JPs hire adviser on jail finance

BOONEVILLE -- The Logan County Quorum Court voted Monday to hire a Little Rock firm as bond counsel to advise the county on financing construction of a new county jail.

The nine justices of the peace present passed a resolution authorizing County Judge Ray Gack to negotiate a contract with the Little Rock law firm Friday, Eldredge and Clark to provide professional services as bond counsel for the Logan County detention center construction project.

Gack said the county has architectural plans for a jail that would hold up to 140 inmates and could cost about $10 million to build. But county officials said Monday they would prefer to build the jail to hold 100 inmates, the size that was recommended in a study conducted for the county.

Justice of the Peace Ken Hart of New Blaine said a jail with a 100-inmate capacity would cost less than one holding 140 and would reduce the amount of taxes the county would have to ask voters to approve.

"I think we're on the same page with that," Gack said.

The Quorum Court agenda for Monday's meeting had included a resolution to select the U.S. Department of Agriculture to provide financing for jail construction. The Quorum Court tabled the item until bond counsel has a chance to look over the county's plans, advise officials and meet with the court's jail committee on the best option to pay for the jail.

County officials have discussed a 1-percentage-point sales tax increase, doubling the current 1 percent county sales tax, to pay for the project. If voters approved the tax increase, Gack said, half would be designated to pay for construction of the jail and would expire when the debt is paid off. The other half-percentage point increase in the sales tax would remain in place to generate revenue to pay jail maintenance and operating costs.
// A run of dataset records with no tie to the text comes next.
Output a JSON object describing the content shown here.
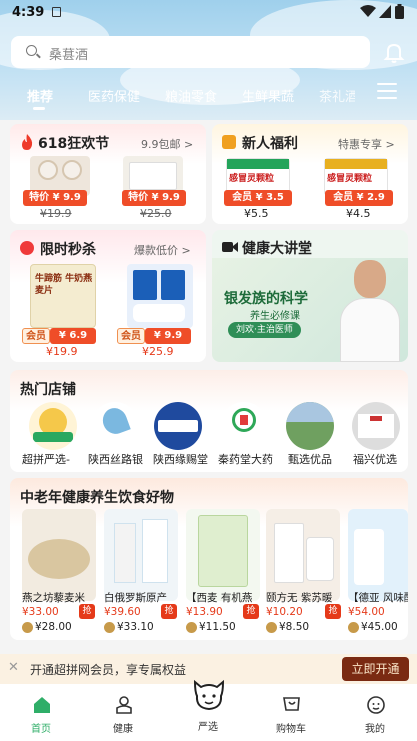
{
  "status_bar": {
    "time": "4:39"
  },
  "search": {
    "placeholder": "桑葚酒"
  },
  "tabs": [
    {
      "label": "推荐",
      "active": true
    },
    {
      "label": "医药保健"
    },
    {
      "label": "粮油零食"
    },
    {
      "label": "生鲜果蔬"
    },
    {
      "label": "茶礼酒"
    }
  ],
  "promo": {
    "festival": {
      "title": "618狂欢节",
      "more": "9.9包邮 >",
      "items": [
        {
          "badge": "特价 ¥ 9.9",
          "orig": "¥19.9"
        },
        {
          "badge": "特价 ¥ 9.9",
          "orig": "¥25.0"
        }
      ]
    },
    "newuser": {
      "title": "新人福利",
      "more": "特惠专享 >",
      "items": [
        {
          "box": "感冒灵颗粒",
          "badge": "会员 ¥ 3.5",
          "price": "¥5.5"
        },
        {
          "box": "感冒灵颗粒",
          "badge": "会员 ¥ 2.9",
          "price": "¥4.5"
        }
      ]
    },
    "flash": {
      "title": "限时秒杀",
      "more": "爆款低价 >",
      "items": [
        {
          "box": "牛蹄筋 牛奶燕麦片",
          "badge_label": "会员",
          "badge_price": "¥ 6.9",
          "price": "¥19.9"
        },
        {
          "badge_label": "会员",
          "badge_price": "¥ 9.9",
          "price": "¥25.9"
        }
      ]
    },
    "lecture": {
      "title": "健康大讲堂",
      "headline": "银发族的科学",
      "subtitle": "养生必修课",
      "host": "刘欢·主治医师"
    }
  },
  "shops": {
    "title": "热门店铺",
    "items": [
      {
        "name": "超拼严选-"
      },
      {
        "name": "陕西丝路银"
      },
      {
        "name": "陕西缘赐堂"
      },
      {
        "name": "秦药堂大药"
      },
      {
        "name": "甄选优品"
      },
      {
        "name": "福兴优选"
      }
    ]
  },
  "health": {
    "title": "中老年健康养生饮食好物",
    "items": [
      {
        "name": "燕之坊藜麦米",
        "price": "¥33.00",
        "member": "¥28.00",
        "qiang": "抢"
      },
      {
        "name": "白俄罗斯原产",
        "price": "¥39.60",
        "member": "¥33.10",
        "qiang": "抢"
      },
      {
        "name": "【西麦 有机燕",
        "price": "¥13.90",
        "member": "¥11.50",
        "qiang": "抢"
      },
      {
        "name": "颐方无 紫苏暖",
        "price": "¥10.20",
        "member": "¥8.50",
        "qiang": "抢"
      },
      {
        "name": "【德亚 风味酸",
        "price": "¥54.00",
        "member": "¥45.00"
      }
    ]
  },
  "vip_bar": {
    "text": "开通超拼网会员，享专属权益",
    "button": "立即开通"
  },
  "bottom_nav": [
    {
      "label": "首页",
      "active": true
    },
    {
      "label": "健康"
    },
    {
      "label": "严选"
    },
    {
      "label": "购物车"
    },
    {
      "label": "我的"
    }
  ],
  "colors": {
    "accent": "#e53a1a",
    "brand_green": "#2fae68",
    "vip_button": "#7a2a12"
  }
}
Gack said he hopes the county will be in position to put the tax question before voters in May or June.

"We're very hopeful the people will get behind this, because my main concern is the safety of the employees and inmates," Logan County Sheriff Boyd Hicks said Monday. "This facility is outdated and not a safe working environment."
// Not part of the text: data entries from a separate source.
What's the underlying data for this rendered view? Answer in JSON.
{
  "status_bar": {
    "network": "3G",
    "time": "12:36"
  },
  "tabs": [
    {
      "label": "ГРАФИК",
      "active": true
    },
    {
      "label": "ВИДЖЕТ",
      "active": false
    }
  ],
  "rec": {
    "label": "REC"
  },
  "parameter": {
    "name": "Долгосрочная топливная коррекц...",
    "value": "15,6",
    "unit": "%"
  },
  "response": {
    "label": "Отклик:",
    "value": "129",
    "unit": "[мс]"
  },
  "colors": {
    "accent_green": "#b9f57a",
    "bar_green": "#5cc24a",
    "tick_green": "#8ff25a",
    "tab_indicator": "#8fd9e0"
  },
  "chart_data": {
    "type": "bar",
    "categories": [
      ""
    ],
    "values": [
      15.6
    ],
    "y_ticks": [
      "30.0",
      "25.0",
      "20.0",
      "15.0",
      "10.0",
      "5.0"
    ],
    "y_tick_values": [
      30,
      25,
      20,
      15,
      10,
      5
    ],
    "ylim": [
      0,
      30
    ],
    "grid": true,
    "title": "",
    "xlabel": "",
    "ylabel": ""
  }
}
Hicks and Gack, who is a former Logan County sheriff, said the county is in desperate need of a new jail. The current jail, which opened in 1989, has a capacity for 34 inmates. Hicks said it's common to have more than 40 incarcerated at a time.
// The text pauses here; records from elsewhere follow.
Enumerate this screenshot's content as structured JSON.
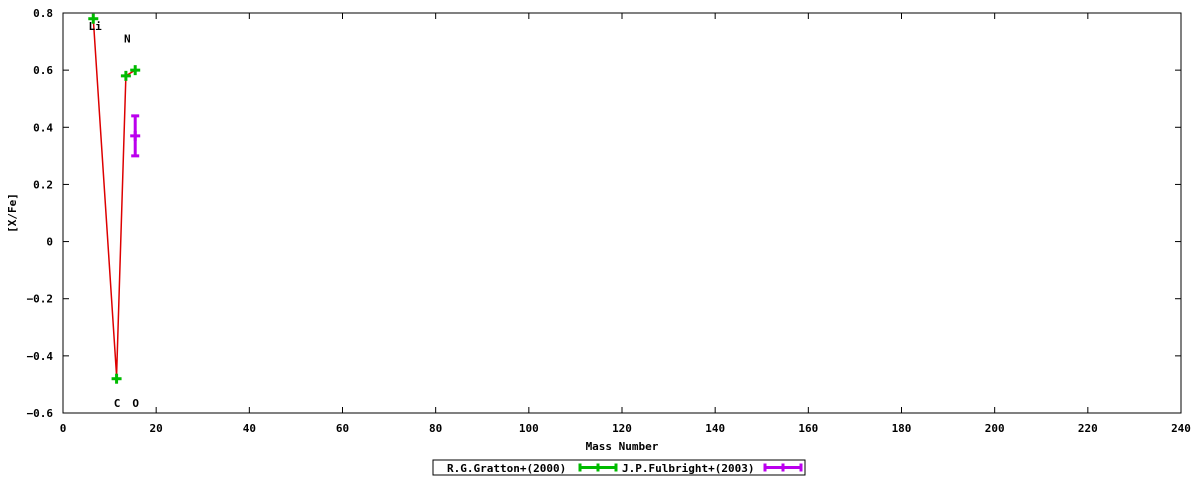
{
  "chart_data": {
    "type": "scatter",
    "xlabel": "Mass Number",
    "ylabel": "[X/Fe]",
    "xlim": [
      0,
      240
    ],
    "ylim": [
      -0.6,
      0.8
    ],
    "x_ticks": [
      0,
      20,
      40,
      60,
      80,
      100,
      120,
      140,
      160,
      180,
      200,
      220,
      240
    ],
    "y_ticks": [
      -0.6,
      -0.4,
      -0.2,
      0,
      0.2,
      0.4,
      0.6,
      0.8
    ],
    "y_tick_labels": [
      "−0.6",
      "−0.4",
      "−0.2",
      "0",
      "0.2",
      "0.4",
      "0.6",
      "0.8"
    ],
    "grid": false,
    "legend_placement": "bottom-center",
    "fit_line": {
      "color": "#dd0000",
      "points": [
        {
          "x": 6.5,
          "y": 0.78
        },
        {
          "x": 11.5,
          "y": -0.47
        },
        {
          "x": 13.5,
          "y": 0.58
        },
        {
          "x": 15.5,
          "y": 0.6
        }
      ]
    },
    "series": [
      {
        "name": "R.G.Gratton+(2000)",
        "color": "#00bb00",
        "points": [
          {
            "x": 6.5,
            "y": 0.78,
            "err": 0
          },
          {
            "x": 11.5,
            "y": -0.48,
            "err": 0
          },
          {
            "x": 13.5,
            "y": 0.58,
            "err": 0
          },
          {
            "x": 15.5,
            "y": 0.6,
            "err": 0
          }
        ]
      },
      {
        "name": "J.P.Fulbright+(2003)",
        "color": "#bb00ee",
        "points": [
          {
            "x": 15.5,
            "y": 0.37,
            "err": 0.07
          }
        ]
      }
    ],
    "annotations": [
      {
        "text": "Li",
        "x": 6.9,
        "y": 0.755
      },
      {
        "text": "N",
        "x": 13.8,
        "y": 0.71
      },
      {
        "text": "C",
        "x": 11.6,
        "y": -0.565
      },
      {
        "text": "O",
        "x": 15.6,
        "y": -0.565
      }
    ]
  }
}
The jail held 33 inmates Monday, Hicks said. He said he has kept the jail population low by releasing persons arrested on misdemeanors and nonviolent crimes. It has been difficult deciding whom to hold and whom to release, he said.

The state also has threatened to close the jail because of overcrowding and inadequate conditions, Hicks said.

He said that because of inadequate space, the sheriff's office cannot comply with the law to separate felons from misdemeanor inmates, to separate adjudicated inmates from those awaiting trial and to isolate inmates with psychiatric needs.

Hicks said his office had more than 1,500 outstanding warrants to serve, and even arresting 10 percent of those would overwhelm the jail. He said he hoped a new jail with larger capacity would prompt people to pay their fines and not risk going to jail.

The proposal calls for a jail with four prisoner pods and a central guard station where jailers could monitor inmates using video cameras, control panels to open and lock cells, and use a public address system to move inmates without coming into physical contact with them.

To provide for 100 inmates, one pod would be built but left unfinished until future needs call for more beds.

The sheriff's office employs 12 full- and part-time jailers. Hicks said he is calculating how many additional jailers would be needed for the new jail and how much his operating and maintenance expenses would be.

County officials are considering building the new jail on eight acres of land the county owns just south of the Paris Police Department on the east end of Paris.